Popular support for spending on public transport has almost doubled over 20 years, according to a poll of 750 New Zealanders.
The poll by UMR Research shows a reverse from 1992, when 43 per cent of those surveyed preferred Government money to be spent on motorways and other public roads, compared with 25 per cent support for public transport as the priority spending candidate.
By September last year, when the latest poll was taken with a 3.6 per cent margin of error, the tables had turned.
Those supporting priority spending on public transport had grown to 48 per cent, compared with 37 per cent favouring roads.
The portion who were unsure or supported equal spending on both categories fell to 15 per cent, from 32 per cent in 1992.
Survey participants were asked by phone of UMR’s wide-ranging annual Mood of the Nation review: “If you had to choose, should Government funds by used to improve motorways and public roads, or should funds be used to improve public transport?”
I’m always a bit sceptical of polling on issues like this, because you never quite know what slant is being put on the question to elicit a result one way or the other, but what is of most interest to me is how the results have changed over time because the same question is being asked. And between 1992 and 2012 there was a big increase, 25% up to 48% of people who would choose for funding to go into public transport, a noticeable decline from 43% to 37% favouring roads and quite a big decline in those choosing “both” or “neither”.
What’s really interesting is then looking at the extent to which funding is following the preferences of the public, which the Herald article touches upon:
Its policy directives have seen the Transport Agency allocate just under 14 per cent of a $12.3 billion land transport investment problem over the next three years to public transport…

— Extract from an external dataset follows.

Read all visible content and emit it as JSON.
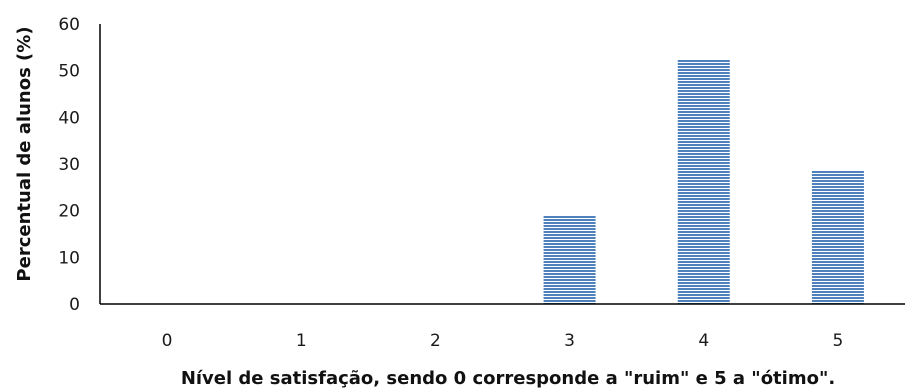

…Although an allocation of $1.7 billion in the coming three years to public transport represents a 21 per cent increase on spending from 2009 to last year, about $700 million of that will come from local councils and much of the Government’s money will be spent on new electric trains in Auckland and Wellington.
There’s a bit of debate over these numbers because, as the article notes, a significant chunk of the public transport funding actually comes from local government rather than from Central Government. There’s also the issue of whether we’re talking about transport funding as a whole or whether we’re really focusing on where the money is being spent in terms of building new infrastructure.
If you look at NZTA’s spend over the next three years you get a better idea about where the government feels its transport priorities lie:And take that one step further to just look at where the spending on new infrastructure is going to go and things become even clearer:The disconnect between what we are getting and what we want in terms of transport priorities is simply startling. Aside from the fact that people really don’t tend to vote in national elections based on transport policies, I’m pretty stumped as to how a government can get away with 97% of its new transport infrastructure investment going on roads when a greater proportion of the general public want to see the transport budget spend on public transport than on roads.
I suppose at the very least this should give opposition parties huge confidence that once there’s a change in government they should have broad support for an extremely radical change to transport spending priorities.